To that end, Jen Easterly, Director of the Cybersecurity and Infrastructure Security Agency, elaborated on the threats Wray highlighted: “It is Chinese military doctrine to attempt to induce societal panic in their adversary. The Chinese government got a taste of this in the aftermath of the ransomware attack on Colonial Pipeline in May of 2021 that shut down gas to the Eastern Seaboard for several days. [Americans] couldn’t get to work. They couldn’t take their kids to school, get folks to the hospital. It caused a bit of panic. Now imagine that on a massive scale. Imagine not one pipeline, but many pipelines disrupted and telecommunications going down so people can’t use their cell phone. People start getting sick from polluted water. Trains get derailed. Air traffic control systems, port control systems are malfunctioning. This is truly an everything, everywhere all at once scenario.”
For that matter, TikTok’s pervasive influence here in the U.S. means that tens of millions of Americans already have Chinese spyware on their phones. And yet we continue to fiddle away. As our Emmy Griffin noted earlier this month, the Biden administration is treating the ChiComs like a paper tiger.
In response to Wray’s testimony, Florida Republican Congressman Mike Waltz, himself a former Green Beret, said he had no doubt that China’s hacking efforts were purposeful. “The difference here,” he said, “is that this has crossed the line from collecting on us and using cyber to get inside of our systems to putting malware in that can take out our systems.

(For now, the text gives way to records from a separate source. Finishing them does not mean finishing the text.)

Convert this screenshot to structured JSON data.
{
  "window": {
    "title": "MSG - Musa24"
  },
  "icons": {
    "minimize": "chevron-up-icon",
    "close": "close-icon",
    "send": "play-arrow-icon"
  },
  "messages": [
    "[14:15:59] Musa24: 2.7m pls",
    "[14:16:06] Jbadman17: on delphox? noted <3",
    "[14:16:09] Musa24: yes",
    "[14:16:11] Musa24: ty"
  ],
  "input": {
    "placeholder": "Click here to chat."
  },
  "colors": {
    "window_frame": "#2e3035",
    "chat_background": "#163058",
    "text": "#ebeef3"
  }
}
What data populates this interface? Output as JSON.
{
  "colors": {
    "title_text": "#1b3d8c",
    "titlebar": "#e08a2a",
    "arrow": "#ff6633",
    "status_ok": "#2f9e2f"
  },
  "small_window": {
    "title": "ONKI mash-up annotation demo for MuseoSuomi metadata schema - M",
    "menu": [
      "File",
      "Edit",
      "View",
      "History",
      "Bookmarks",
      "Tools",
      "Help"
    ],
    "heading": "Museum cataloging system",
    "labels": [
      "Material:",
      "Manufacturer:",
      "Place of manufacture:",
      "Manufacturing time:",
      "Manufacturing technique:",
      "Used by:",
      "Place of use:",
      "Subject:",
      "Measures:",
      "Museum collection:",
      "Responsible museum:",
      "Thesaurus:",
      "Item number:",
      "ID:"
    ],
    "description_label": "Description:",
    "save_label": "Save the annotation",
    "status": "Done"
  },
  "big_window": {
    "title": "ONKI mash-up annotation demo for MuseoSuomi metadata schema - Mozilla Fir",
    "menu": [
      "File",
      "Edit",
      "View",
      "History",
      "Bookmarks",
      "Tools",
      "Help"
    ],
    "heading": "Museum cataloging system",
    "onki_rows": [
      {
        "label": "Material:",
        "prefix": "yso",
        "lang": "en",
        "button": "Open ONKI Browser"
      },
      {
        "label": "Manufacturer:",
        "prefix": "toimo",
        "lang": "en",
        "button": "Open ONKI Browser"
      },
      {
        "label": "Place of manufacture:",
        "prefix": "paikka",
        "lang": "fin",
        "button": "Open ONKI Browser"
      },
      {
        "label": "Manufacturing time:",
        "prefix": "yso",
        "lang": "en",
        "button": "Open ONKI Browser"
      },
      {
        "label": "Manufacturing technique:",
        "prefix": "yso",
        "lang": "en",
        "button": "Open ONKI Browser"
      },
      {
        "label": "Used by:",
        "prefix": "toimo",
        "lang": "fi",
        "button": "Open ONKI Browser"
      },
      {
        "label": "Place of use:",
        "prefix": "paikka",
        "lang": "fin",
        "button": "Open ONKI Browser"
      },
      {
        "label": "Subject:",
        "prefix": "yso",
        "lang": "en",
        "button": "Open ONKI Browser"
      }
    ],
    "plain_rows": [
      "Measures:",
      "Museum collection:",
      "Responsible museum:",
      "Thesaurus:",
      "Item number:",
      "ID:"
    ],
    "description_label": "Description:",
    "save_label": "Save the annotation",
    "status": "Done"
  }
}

So, we have to start thinking about this differently.”
In other testimony on Capitol Hill Wednesday, Jen Easterly, who leads the nation’s Cybersecurity and Infrastructure Security Agency, said: “It is Chinese military doctrine to induce societal panic. … The Chinese government got a little bit of a taste of this in the aftermath of the ransomware attack on the Colonial pipeline,” which stretched from New Jersey to Houston and supplied energy to more than a dozen states. “Imagine,” she continued, “not one pipeline but many pipelines disrupted. … This is likely just the tip of the iceberg.”
Indeed, it’s the tip of the iceberg. And we’re full speed ahead.
Here, we’re reminded of a podcast that former Trump CIA Director and Secretary of State Mike Pompeo did just over a year ago. When Pompeo was asked what he thought our nation’s next administration needs to do to confront the menace of China, this is what he said: “I’ll do it in one word: reciprocity. If the Chinese can buy land near our military facilities, we should be able to buy land near their military facilities. … If they can use propaganda on the telephones of our children, we should be able to put our propaganda on the phones of their children. … The theory of the case is, we’ve let them have one set of rules, and we’ve bent the knee and kowtowed to them and had an entirely different set of rules, and that can’t continue.”
Pompeo was right then, and he’s even more right now.